The science team of NASA’s New Horizons mission has produced this global map of Pluto’s largest moon, Charon. The map includes all available resolved images of the surface acquired between 7-14 July 2015, at pixel resolutions ranging from 40 kilometres (24 miles) on the anti-Pluto facing hemisphere (left and right sides of the map), to 400 metres (1,250 feet) per pixel on portions of the Pluto-facing hemisphere – the side facing the New Horizons spacecraft when it flew past the dwarf planet – at map centre. Many additional images now stored on the spacecraft’s digital data recorders are expected to be transmitted “home” in later this year and these will be used to complete the global map. The map is in simple cylindrical projection, with zero longitude (the Pluto-facing direction) in the centre.

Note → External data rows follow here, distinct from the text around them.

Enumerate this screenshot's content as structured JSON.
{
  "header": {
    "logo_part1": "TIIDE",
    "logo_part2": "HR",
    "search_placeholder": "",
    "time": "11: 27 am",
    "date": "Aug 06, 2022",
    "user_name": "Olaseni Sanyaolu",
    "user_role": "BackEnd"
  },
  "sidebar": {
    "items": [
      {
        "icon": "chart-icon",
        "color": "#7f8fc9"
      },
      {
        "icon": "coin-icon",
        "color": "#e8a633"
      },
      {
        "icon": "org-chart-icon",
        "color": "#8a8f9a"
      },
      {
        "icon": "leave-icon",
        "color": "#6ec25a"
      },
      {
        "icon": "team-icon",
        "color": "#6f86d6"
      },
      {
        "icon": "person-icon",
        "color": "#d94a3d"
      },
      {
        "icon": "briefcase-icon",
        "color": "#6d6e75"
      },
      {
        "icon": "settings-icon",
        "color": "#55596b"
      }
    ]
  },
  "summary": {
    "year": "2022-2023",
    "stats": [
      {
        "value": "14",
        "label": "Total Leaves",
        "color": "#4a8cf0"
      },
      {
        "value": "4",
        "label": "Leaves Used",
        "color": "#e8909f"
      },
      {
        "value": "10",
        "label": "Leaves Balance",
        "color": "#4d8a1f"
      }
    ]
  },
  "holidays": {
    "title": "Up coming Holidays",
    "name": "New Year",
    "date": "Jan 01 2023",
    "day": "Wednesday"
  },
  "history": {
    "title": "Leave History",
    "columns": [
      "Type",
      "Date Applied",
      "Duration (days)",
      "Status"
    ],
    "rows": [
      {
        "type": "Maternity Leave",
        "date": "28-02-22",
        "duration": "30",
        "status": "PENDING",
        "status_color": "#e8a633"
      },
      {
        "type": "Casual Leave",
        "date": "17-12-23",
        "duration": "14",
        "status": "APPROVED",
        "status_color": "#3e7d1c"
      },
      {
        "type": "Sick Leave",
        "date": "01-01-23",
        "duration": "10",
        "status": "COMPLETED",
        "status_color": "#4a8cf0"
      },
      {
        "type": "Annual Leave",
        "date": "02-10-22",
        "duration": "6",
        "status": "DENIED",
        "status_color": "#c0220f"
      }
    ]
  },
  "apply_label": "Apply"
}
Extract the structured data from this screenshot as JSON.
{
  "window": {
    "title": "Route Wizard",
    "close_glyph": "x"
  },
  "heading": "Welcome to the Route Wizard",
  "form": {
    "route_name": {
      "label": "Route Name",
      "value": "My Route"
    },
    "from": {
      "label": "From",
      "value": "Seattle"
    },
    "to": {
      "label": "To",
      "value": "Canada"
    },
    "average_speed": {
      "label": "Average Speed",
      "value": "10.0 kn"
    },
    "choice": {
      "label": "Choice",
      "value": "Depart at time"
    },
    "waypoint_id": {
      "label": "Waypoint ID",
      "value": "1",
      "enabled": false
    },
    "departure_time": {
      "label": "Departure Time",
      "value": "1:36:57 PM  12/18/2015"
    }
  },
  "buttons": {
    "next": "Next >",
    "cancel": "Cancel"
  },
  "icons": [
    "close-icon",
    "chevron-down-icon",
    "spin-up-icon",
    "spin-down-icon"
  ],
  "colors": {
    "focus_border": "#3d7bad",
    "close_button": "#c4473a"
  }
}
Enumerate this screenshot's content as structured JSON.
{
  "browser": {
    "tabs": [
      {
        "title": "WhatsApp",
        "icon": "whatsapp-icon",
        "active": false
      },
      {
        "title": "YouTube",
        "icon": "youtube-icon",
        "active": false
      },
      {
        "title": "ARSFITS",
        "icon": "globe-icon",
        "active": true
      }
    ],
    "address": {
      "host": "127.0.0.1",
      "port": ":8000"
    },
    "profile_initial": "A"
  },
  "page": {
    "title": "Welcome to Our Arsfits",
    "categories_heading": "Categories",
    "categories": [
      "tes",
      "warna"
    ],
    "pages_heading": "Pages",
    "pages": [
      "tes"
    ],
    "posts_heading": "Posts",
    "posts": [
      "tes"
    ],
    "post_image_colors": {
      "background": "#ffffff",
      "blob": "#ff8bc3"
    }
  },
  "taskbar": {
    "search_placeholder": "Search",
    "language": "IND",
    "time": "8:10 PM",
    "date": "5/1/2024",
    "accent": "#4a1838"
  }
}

It is almost five months since New Horizons’ epic encounter with Pluto, but the captured images and data will stream back to Earth across 3 billion miles of interplanetary space for a further 11 months. The first in a series of the best close-ups of the dwarf planet that humans may see for decades have been released, obtained when the spacecraft was just 15 minutes before closest approach during the 14 July flyby.
NASA’s New Horizons spacecraft took this stunning image mere minutes after closest approach on 14 July 2015. Seen here, sunlight filters through and illuminates Pluto’s complex atmospheric haze layers over portions of the nitrogen ice plains informally named Sputnik Planum, as well as mountains of the informally named Norgay Montes.